I am looking for guidance on when it is appropriate to use a sidewall versus
a pendent for a given situation. Obviously a sidewall is intended to be used
on a wall. So my question is, When is a wall a wall?
I have a situation where there is a steep wall/ceiling and it seems like it
would be appropriate in this case to use a sidewall; but is it a wall? It
would be beneficial to use the sidewall because the wall/ceiling in question
is one side of a peaked skylight (one side being framed and drywalled with
the other side being glass). The framed/drywalled side is steeper in slope
than the glass side.

The motivation here is to not put a head under the glass portion of the
skylight. I am just out of reach of being able to use an extended coverage
pendent to reach the far wall an throw across and under the glass side of
the peak. A sidewall would do it. (ceiling pocket and skylight exceptions do
not apply. Skylight well is tall, step ceiling does not apply).

2006 IBC (which is essentially the code I am under) states in Chapter 21
that a wall is a vertical element with a length to thickness ratio greater
than three. (it does not discuss the leniency in vertical)

2001 California Building Code (based on 1997 UBC) defines an exterior wall
as a wall have a slope greater than 60 degrees with the horizontal plane ( I
am no longer under this code).

My wall/ceiling is just under 60 degrees from the horizontal plane.

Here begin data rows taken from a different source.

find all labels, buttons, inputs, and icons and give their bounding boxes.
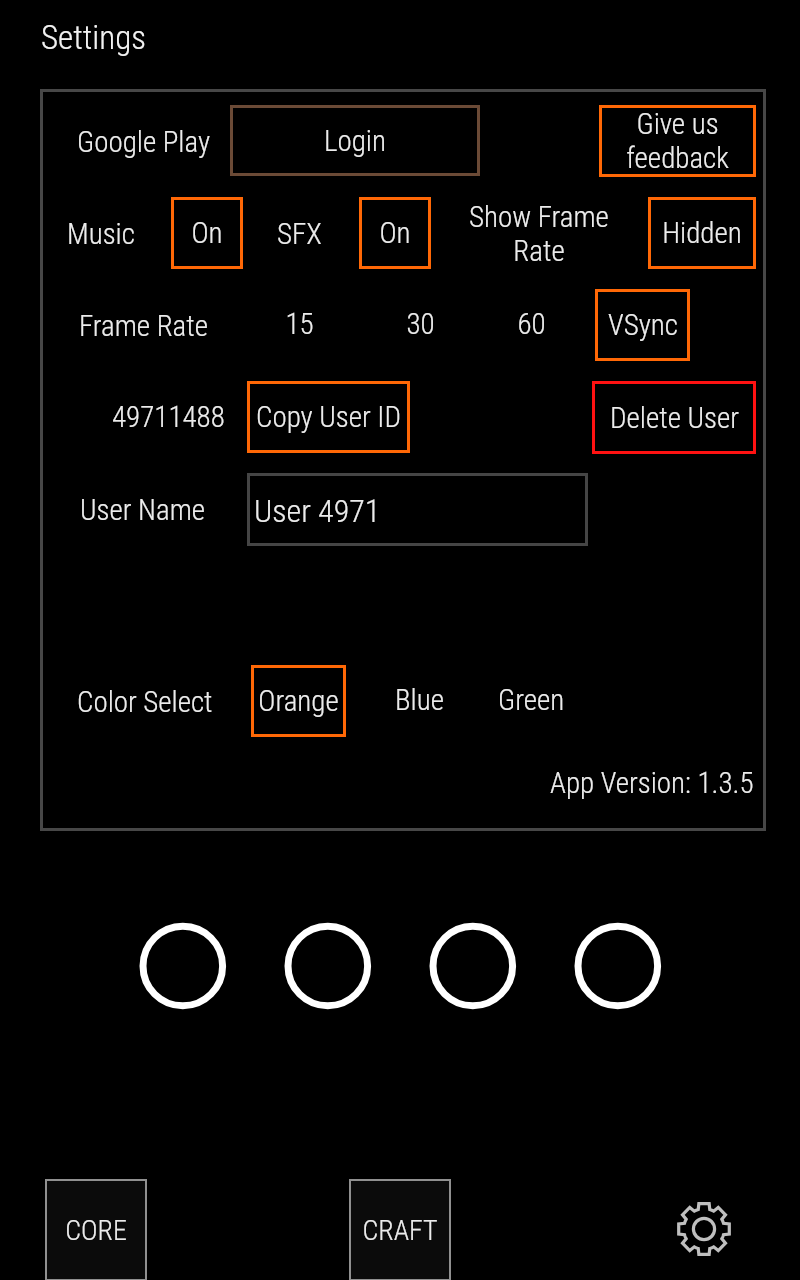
button[interactable]: Hidden — [648, 197, 756, 269]
button[interactable]: CRAFT — [349, 1179, 451, 1280]
staticText: Show Frame Rate — [469, 200, 609, 268]
button[interactable]: CORE — [45, 1179, 147, 1280]
button[interactable]: Delete User — [592, 381, 756, 454]
staticText: CORE — [65, 1214, 127, 1247]
staticText: CRAFT — [362, 1214, 438, 1247]
button[interactable]: Give us feedback — [599, 105, 756, 177]
button[interactable]: Settings — [674, 1199, 734, 1259]
staticText: Orange — [258, 684, 339, 718]
staticText: User 4971 — [254, 492, 381, 530]
staticText: 60 — [517, 307, 546, 341]
button[interactable]: Orange — [251, 665, 346, 737]
staticText: Frame Rate — [79, 309, 208, 343]
staticText: On — [191, 216, 223, 250]
button[interactable]: Login — [230, 105, 480, 176]
staticText: Blue — [395, 683, 444, 717]
button[interactable]: VSync — [595, 289, 690, 361]
staticText: Login — [324, 124, 386, 158]
staticText: User Name — [80, 493, 206, 527]
staticText: Color Select — [77, 685, 213, 719]
staticText: VSync — [608, 308, 678, 342]
staticText: Settings — [41, 18, 147, 57]
button[interactable]: Copy User ID — [247, 381, 410, 453]
staticText: Google Play — [77, 125, 211, 159]
staticText: Give us feedback — [626, 107, 729, 175]
staticText: On — [379, 216, 411, 250]
button[interactable]: User 4971 — [247, 473, 588, 546]
staticText: Delete User — [610, 401, 739, 435]
staticText: App Version: 1.3.5 — [550, 766, 754, 800]
staticText: 15 — [285, 307, 314, 341]
staticText: 30 — [406, 307, 435, 341]
staticText: 49711488 — [112, 400, 225, 434]
staticText: SFX — [277, 217, 322, 251]
button[interactable]: On — [359, 197, 431, 269]
staticText: Music — [67, 217, 135, 251]
staticText: Hidden — [662, 216, 742, 250]
staticText: Green — [498, 683, 565, 717]
button[interactable]: On — [171, 197, 243, 269]
staticText: Copy User ID — [256, 400, 401, 434]
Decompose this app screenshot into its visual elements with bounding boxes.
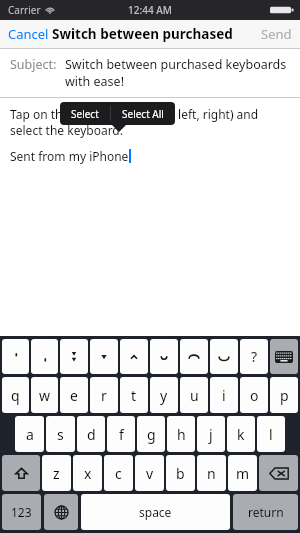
- button[interactable]: 123: [2, 494, 41, 530]
- staticText: e: [70, 386, 78, 405]
- button[interactable]: t: [120, 377, 148, 413]
- button[interactable]: symbol key: [120, 339, 148, 374]
- button[interactable]: b: [166, 455, 195, 491]
- button[interactable]: n: [197, 455, 226, 491]
- button[interactable]: return: [233, 494, 298, 530]
- button[interactable]: k: [227, 416, 255, 452]
- staticText: Select: [71, 107, 99, 121]
- staticText: c: [115, 464, 122, 483]
- staticText: Subject:: [10, 56, 57, 73]
- button[interactable]: symbol key: [180, 339, 208, 374]
- staticText: Switch between purchased keyb…: [52, 25, 248, 43]
- staticText: Tap on the globe key (bottom left, right…: [10, 106, 290, 138]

Long story short, and without getting into the specifics of the design too
much, has anyone else wrestled with the wall versus ceiling question? and if
so was there a different reference to go off of then the ones I stated
above?

At some point a ceiling becomes a wall when it slopes enough, I am just
wandering when that happens. Does anyone have something other than the 60
degree guidance that is inferred from an older code?